Originally Posted by
ScottARoush
thanks Tom....
From what you are saying, it sounds like it would be better to do a flat grind all the way to edge, or a slight hollow grind with edge at same level as spine to allow laying the razor completely flat on the stone... but if you put on a secondary bevel, then you can't simply lay it flat on the stone right??? You have hone it at the angle in which you set the secondary bevel...
As to honing to finer than 1000.... I'm not sure I understand that. If you get a wire edge and then polish it off with rouge on a strop.. you've achieved what you need to achieve right? My understanding of japanese water stones is that you form the edge at the coarser grits and the below that it's a series of polish grits that simply remove the wire edge without stropping. I could be way off base, but that is my understanding of sharpening japanese swords. Having said that, I do believe that honing is my problem. But I have a feeling it's because of my screwed up edge geometry. I'm about to just start completely over and go by some actual dimensions of an actual western styly razor. I reground last night to what looks to me to be a kamisori... and it's worse if anything. Shaves my cheek hair great... but can't get the chin and mustache.
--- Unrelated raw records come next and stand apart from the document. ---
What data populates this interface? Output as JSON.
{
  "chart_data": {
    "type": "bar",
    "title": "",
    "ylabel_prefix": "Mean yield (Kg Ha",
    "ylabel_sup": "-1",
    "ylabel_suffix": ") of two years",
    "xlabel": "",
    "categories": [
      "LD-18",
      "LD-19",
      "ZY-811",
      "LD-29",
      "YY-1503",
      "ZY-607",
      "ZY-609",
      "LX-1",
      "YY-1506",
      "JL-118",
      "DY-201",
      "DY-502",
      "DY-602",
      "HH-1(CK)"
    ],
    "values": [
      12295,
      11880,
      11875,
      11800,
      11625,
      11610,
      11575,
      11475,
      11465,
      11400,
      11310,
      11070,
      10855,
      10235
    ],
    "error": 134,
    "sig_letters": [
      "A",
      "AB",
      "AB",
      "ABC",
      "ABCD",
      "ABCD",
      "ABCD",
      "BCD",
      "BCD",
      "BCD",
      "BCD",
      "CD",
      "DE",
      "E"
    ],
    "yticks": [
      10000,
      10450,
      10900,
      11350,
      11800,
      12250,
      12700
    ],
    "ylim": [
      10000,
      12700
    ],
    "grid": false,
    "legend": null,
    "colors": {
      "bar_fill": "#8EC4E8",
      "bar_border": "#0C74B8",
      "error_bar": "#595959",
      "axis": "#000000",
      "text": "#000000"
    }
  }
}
As to temper....Well I know my 1084 and I temper it to 400 which should be something like 58 rockwell which would be less than a commercial razor. but that's just a matter of ease and frequency of sharpening...not the actual quality of the edge according to my understanding. Also... I use a variable speed KMG set at low settings and sharp belt for putting the initial edge on with frequent water dips.... I've never had an issue with losing temper on the belt. But I've sure seen it happen!